Dig into your business’ core values and beliefs and ask yourself if they are still relevant in this cultural climate, if they contribute to the brand story you want to be telling.

A brand story is a consistent narrative that must spring genuinely from the organization’s origins, its team’s values, and its current potential for impact and income. When a team has a strong story in place, then messaging flows seamlessly, brand representatives can work with a concerted purpose, and customers naturally want to be part of that story. In this way, a brand story even has the power to elevate and advance a movement.

In an interview with Business Insider, Christina Blacken, founder and chief story strategist at The New Quo, explains: 

“My childhood of being an outsider religiously, politically, and racially taught me how powerful story can be for influencing how we treat one another. It inspired me to found a storytelling training company that uses story as a tool for development and social change. I know the inequities I have faced and the problems I am passionate about contributing to solving will only be moved through new models of communication, personal development, and business practices.”

5. Offer your skills or services to solve community-wide problems. Whether you’re a business consultant, career coach, storyteller, or maybe you just really like Excel, odds are that there are black-owned businesses in your community that could benefit from your expertise. 

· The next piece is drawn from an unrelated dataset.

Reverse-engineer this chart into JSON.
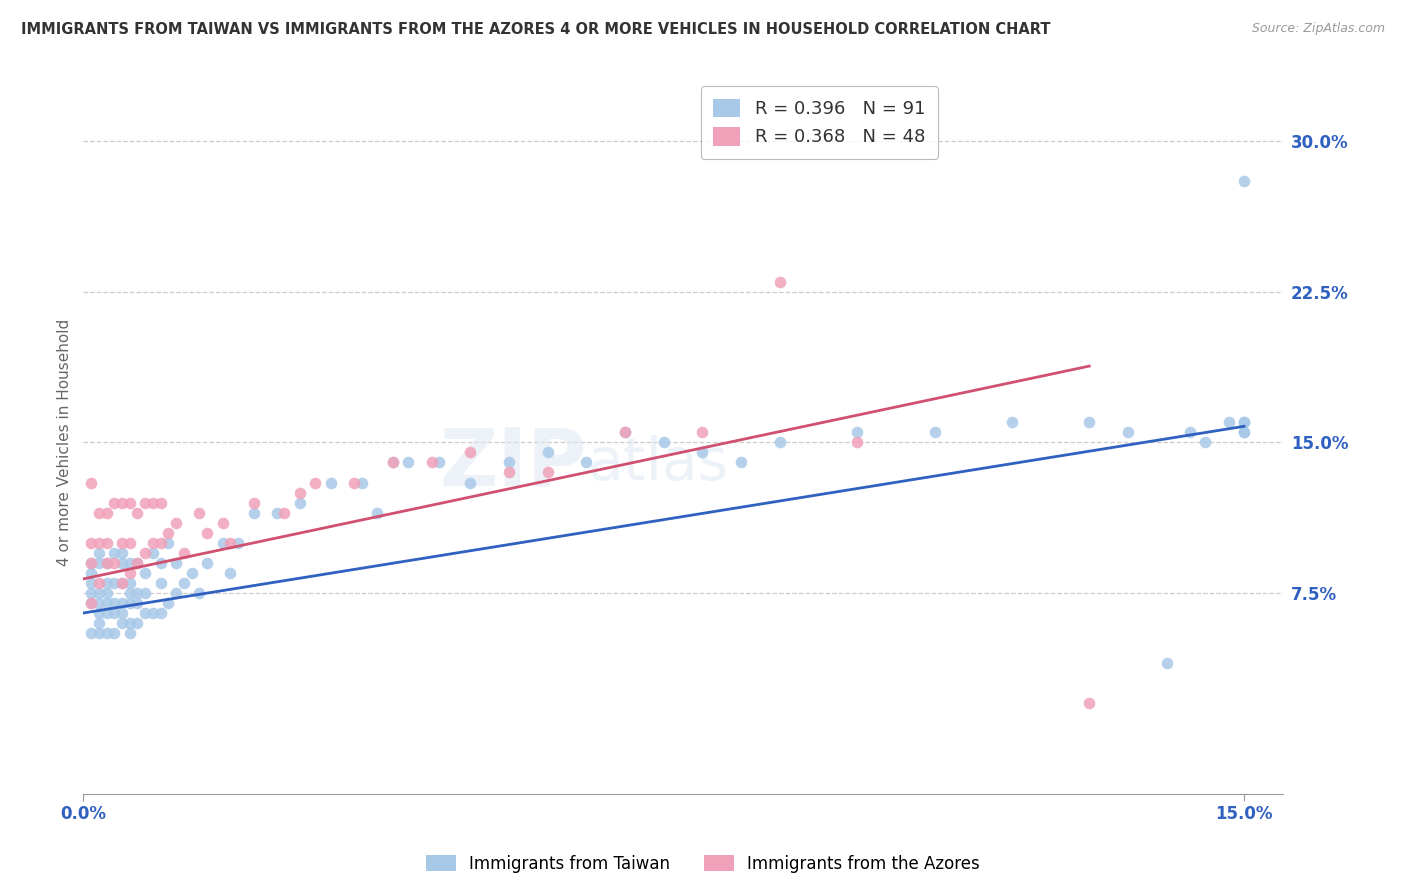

Connie Evans is the CEO and president of the Association of Enterprise Opportunities, an organization committed to helping underserved entrepreneurs access social and financial resources to make their businesses thrive. As Evans explained in a recent interview, “Small business owners have lost so much revenue during shelter-in-place, and many don’t know if they can afford to take out PPP loans or any other kinds of loans. They need help with accounting and getting their books in order, and some of these businesses just can’t afford that. We can help.”

COVID-19 has made it clear that, for the foreseeable future, we will have to come up with creative solutions for our professional challenges and broken social systems. 

Business and brands of all sizes and make up can contribute to a world with racial justice.